Percentage of votes and number of parliamentary mandates of parties that passed the 4% barrier, ranged in accordance with the results of the 2th April 2023 elections:
GERB/SDS (EPP) – “Citizens for a European development of Bulgaria”/”Union of democratic forces”
PP (EPP) – “We continue the change” – a new party emerging from the 2020 protests
Revival ( – a strongly nationalist far right party
DPS (ALDE) – a “Rights and freedoms” mostly Turkish ethic party
BSP (S&D) – the Bulgarian socialist party
DB (EPP) – “Democratic Bulgaria”- a three-party center-right coalition
ITN – “There is such a people”- a populist party of showman Slavi Trifonov
Yet a number of significant shifts can be noted, reflecting the evolution of issues and priorities of greatest importance for Bulgarians over the last two years following the mass ant-GERB protests of the summer of 2020.
Initially, the protests were driven by overarching demands for “changing the system” and rejecting the status quo – i.e. GERB rule marked by widespread corruption and lack of a functioning judiciary, with calls not only for the immediate resignation of Premier Borisov, but also for a new Constitution. Over time however drastic price rises for basic necessities and skyrocketing cost of living increasingly became the overriding public concerns and by far the number one factor in the run up to the April 2nd elections.

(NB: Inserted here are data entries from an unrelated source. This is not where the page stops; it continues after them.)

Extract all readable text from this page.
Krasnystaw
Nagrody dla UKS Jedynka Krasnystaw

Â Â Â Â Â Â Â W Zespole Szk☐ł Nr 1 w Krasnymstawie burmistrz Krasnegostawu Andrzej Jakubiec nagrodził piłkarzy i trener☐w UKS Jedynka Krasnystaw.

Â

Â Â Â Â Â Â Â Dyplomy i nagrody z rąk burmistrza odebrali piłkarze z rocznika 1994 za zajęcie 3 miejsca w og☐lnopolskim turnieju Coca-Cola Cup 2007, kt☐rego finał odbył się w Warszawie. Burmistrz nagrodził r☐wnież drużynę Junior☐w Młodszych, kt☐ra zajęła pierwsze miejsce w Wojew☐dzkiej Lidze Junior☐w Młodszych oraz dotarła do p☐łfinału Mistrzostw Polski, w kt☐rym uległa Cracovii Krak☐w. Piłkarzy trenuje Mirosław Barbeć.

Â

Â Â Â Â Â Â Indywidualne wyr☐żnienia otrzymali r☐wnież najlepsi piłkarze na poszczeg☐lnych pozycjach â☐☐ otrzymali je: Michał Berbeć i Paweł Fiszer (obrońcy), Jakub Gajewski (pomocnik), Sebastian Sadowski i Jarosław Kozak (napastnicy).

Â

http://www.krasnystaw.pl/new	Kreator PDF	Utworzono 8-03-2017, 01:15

In addition, the lack of a regular cabinet elected by Parliament has left the country without an updated budget for over a year. Bulgaria’s Plan for recovery and resilience still remains to be approved by the EU Commission. The refusal by the European Council to include Bulgaria, along with Rumania in the Schengen zone provoked bitter disappointment. The country’s entry into the Eurozone has also been delayed. Another set of issues impacting on the last elections have been whether to provide arms to Ukraine, how to diversify energy supplies and nuclear power development away from dependency on Russia, plus what direction to take in relations with the Republic of North Macedonia.
In addition, the question whether to vote by machine or paper ballot became a particularly contentious one. In the outgoing Parliament three parties – GERB, DPS plus BSP – came together to restore voting by paper ballot with the claim that lack of this option had discouraged many less familiar with machines to vote. This in reality was seen as collusion by the “systemic” parties of the old status quo to gain votes, including through controlling the vote and manipulating sectional protocols of the results. A dual ballots-plus-machines system was finally adopted, which however led to no real increase in participation, while creating serious administrative hassle in registering and compiling the final results.
The interplay of this whole set of broadly divergent issues finally translated into the following end-strategies and outcomes.
Underlying these issues and concerns have been charges and counterclaims that the President has been engaged in steadily eroding the multiparty system in favor of increased presidential prerogatives, plus refraining from providing full-fledged military assistance for Ukraine’s war effort.
The overall post-elections mood has been a predominant sense of déjà vu and of deepening disappointment with elections and parliamentary democracy in general. However, as a kind of reaction, there has also been a growing understanding that the country simply can’t afford to enter yet another cycle of a failed Parliament, absence of a regular cabinet and one more early election.
This understanding to a certain extent became evident at the opening of the newly elected 49th National Assembly on April 12th. Although postponing to elect a Parliamentary Speaker and PP-DB refusing to form a coalition with GERB, the two have engaged in negotiations over a set of common legislative priorities following much less confrontational opening statements.
In the last elections the BSP registered a new all-time low of 225 914 votes, amounting to 8,93 percent of ballots cast - another result of its’ policies of a conservative and nationalist bent. Thus in the last election it proposed a national referendum on whether or not to teach “gender ideology” at schools?!
Thus BSP acquired a two-faced image –joining PP and DB in a pro-reform government while collaborating with GERB and DPS in a “paper ballot coalition”. This deeply flawed line completely overshadowed the party’s social policies and pro-peace declarations, depriving it of support from committed left-leaning voters.
A new development was the participation in the elections of a coalition named “The Left!”. This however failed to overcome the 4 percent threshold, partly because it consisted mostly of former leading BSP personalities.
What now remains to be seen is whether at long last there will be a working Parliament and a regular government, or the country once again will face new elections – a prospect hugely detrimental to democracy, hopefully this time to be avoided.